実は、EVとして走ることができる距離を20kmから50km、100kmに伸ばすことは、さほど難しいことではない。搭載するバッテリーの量を増やせばいいのだ。ただしそうすると荷室や居住スペースが狭くなるうえに、車体も重くなってしまう。また、高価なリチウムイオン電池の量が増えることは価格の上昇にもつながる。

 どんなに性能がよくても、使い勝手が悪かったり手が届かない価格のエコカーは、普及しない。普及しないエコカーには意味がない。20kmという距離は、プラグインハイブリッドを世に広めるための数値なのだ。

ユーザーの7人に1人以上が
リッターあたり100kmの燃費を達成!

 プリウスPHVは2012年1月からの一般発売に先がけて、2010年末から法人向けに限定的なリースを行っている。また、愛知県豊田市の協力で個人一般ユーザーの実証実験も実施した。いち早くプラグインハイブリッドを導入したことで、実際に使用した時のさまざまなデータが蓄積されている。

 平日、休日ともに近距離走行がほとんどという、豊田市在住のAさん(専業主婦)のケースには驚かされる。1日あたり平均で3.4回も充電することで、EV走行が占める割合は94%にも達し、なんと燃費はリッターあたり249kmという驚異的な数字を記録した。

 もう少し一般的な事例として、豊田市在住のBさん(会社員)は、平日は往復15kmの通勤に使い、休日は遠出した。つまり平日はほとんどEV、休日はEV+ハイブリッド車として使った。すると、平均の燃費はリッターあたり41kmとなった。(図表2)
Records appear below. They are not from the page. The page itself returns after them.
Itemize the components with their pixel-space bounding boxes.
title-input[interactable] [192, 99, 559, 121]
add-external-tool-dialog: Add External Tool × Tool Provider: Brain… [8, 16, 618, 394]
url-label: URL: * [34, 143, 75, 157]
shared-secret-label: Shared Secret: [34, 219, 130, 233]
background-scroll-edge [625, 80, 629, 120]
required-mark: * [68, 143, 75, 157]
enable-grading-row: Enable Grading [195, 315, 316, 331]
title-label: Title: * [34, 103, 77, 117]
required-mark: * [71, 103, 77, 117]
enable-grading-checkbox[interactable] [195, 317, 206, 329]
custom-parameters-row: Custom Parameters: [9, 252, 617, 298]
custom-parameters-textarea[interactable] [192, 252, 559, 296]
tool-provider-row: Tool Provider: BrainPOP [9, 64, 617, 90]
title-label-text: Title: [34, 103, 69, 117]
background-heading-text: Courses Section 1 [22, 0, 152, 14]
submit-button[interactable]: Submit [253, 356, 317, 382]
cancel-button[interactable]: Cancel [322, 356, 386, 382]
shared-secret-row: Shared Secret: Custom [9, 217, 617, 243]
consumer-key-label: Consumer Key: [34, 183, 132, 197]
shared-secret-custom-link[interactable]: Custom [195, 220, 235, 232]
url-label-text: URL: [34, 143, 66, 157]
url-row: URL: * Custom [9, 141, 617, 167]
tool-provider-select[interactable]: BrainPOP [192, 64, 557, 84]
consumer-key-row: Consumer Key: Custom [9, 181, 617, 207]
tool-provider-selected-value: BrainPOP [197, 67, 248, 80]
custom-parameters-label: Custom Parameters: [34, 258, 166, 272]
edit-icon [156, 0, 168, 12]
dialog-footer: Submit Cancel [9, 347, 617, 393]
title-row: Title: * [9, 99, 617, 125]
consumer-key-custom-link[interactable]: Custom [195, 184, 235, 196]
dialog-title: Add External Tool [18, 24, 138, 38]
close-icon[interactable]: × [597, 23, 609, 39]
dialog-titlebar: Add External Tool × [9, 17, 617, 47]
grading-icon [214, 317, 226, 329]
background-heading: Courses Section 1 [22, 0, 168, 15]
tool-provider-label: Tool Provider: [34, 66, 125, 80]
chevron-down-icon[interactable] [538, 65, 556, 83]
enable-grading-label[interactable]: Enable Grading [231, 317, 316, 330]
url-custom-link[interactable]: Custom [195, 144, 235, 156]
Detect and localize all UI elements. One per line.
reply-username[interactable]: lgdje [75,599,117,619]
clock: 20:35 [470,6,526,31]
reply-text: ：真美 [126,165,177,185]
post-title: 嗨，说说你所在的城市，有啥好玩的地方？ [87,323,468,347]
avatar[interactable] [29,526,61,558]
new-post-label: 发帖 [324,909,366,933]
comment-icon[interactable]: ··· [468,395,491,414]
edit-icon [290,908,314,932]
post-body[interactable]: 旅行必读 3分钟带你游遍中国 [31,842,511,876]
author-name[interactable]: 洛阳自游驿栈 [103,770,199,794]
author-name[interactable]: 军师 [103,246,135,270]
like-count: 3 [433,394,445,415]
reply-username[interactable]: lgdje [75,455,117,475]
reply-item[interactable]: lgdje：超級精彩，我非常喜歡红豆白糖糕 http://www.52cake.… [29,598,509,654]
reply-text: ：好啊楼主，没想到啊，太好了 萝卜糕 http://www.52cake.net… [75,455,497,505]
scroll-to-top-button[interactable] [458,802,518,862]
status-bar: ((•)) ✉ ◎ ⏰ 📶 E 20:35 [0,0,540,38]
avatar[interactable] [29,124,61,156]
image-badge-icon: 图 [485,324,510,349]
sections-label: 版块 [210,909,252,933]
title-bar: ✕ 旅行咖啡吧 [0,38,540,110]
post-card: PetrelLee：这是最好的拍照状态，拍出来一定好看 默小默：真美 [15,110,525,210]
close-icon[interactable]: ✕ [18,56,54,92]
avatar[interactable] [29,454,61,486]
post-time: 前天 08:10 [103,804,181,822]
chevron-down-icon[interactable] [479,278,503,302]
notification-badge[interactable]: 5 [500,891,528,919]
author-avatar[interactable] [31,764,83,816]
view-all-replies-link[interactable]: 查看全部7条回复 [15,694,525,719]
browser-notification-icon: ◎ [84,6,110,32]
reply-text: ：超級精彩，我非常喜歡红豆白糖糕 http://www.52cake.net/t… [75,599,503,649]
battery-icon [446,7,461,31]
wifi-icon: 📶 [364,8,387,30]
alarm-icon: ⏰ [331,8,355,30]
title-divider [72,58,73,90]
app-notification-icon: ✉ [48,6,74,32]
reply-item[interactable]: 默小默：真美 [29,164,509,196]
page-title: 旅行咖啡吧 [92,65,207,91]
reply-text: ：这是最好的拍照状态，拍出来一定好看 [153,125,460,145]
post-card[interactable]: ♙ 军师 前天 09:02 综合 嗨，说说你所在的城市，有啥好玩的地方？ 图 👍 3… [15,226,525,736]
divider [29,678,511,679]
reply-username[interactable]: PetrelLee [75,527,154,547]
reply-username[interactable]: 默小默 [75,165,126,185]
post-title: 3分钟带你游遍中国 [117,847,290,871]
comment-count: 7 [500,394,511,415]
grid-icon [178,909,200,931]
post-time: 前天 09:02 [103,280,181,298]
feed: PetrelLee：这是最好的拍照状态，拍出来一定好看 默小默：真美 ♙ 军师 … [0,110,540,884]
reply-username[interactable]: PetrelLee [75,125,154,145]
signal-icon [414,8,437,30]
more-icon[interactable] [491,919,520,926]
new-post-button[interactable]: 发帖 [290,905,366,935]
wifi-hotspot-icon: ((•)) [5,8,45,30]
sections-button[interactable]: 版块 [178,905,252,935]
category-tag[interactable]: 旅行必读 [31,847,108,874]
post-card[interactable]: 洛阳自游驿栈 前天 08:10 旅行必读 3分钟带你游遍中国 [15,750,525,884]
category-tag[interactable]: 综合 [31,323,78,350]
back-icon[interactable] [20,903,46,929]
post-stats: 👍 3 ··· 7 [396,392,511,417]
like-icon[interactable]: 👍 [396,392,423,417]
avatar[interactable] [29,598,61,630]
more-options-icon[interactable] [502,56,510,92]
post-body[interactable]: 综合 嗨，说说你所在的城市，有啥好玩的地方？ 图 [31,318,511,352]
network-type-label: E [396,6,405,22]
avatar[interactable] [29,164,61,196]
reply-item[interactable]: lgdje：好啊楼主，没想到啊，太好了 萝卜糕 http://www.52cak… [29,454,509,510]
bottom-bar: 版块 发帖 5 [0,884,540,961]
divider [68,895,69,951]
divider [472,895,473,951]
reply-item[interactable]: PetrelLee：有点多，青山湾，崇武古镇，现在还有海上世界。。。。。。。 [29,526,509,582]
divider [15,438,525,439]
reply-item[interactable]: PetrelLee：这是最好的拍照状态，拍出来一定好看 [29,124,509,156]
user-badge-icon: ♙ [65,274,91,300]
 補足すると、AさんもBさんも一般発売前のプリウスPHVでのデータであり、平均的な使い方より燃費に有利な環境にあったことは考慮する必要があるだろう。ちなみに、現在売られているモデルはさらに高性能になっている。一般発売したプリウスPHVの1346人のユーザーのデータを見ると、平均燃費はリッターあたり38.5kmで、7人に1人がリッターあたり100km以上の燃費を記録している。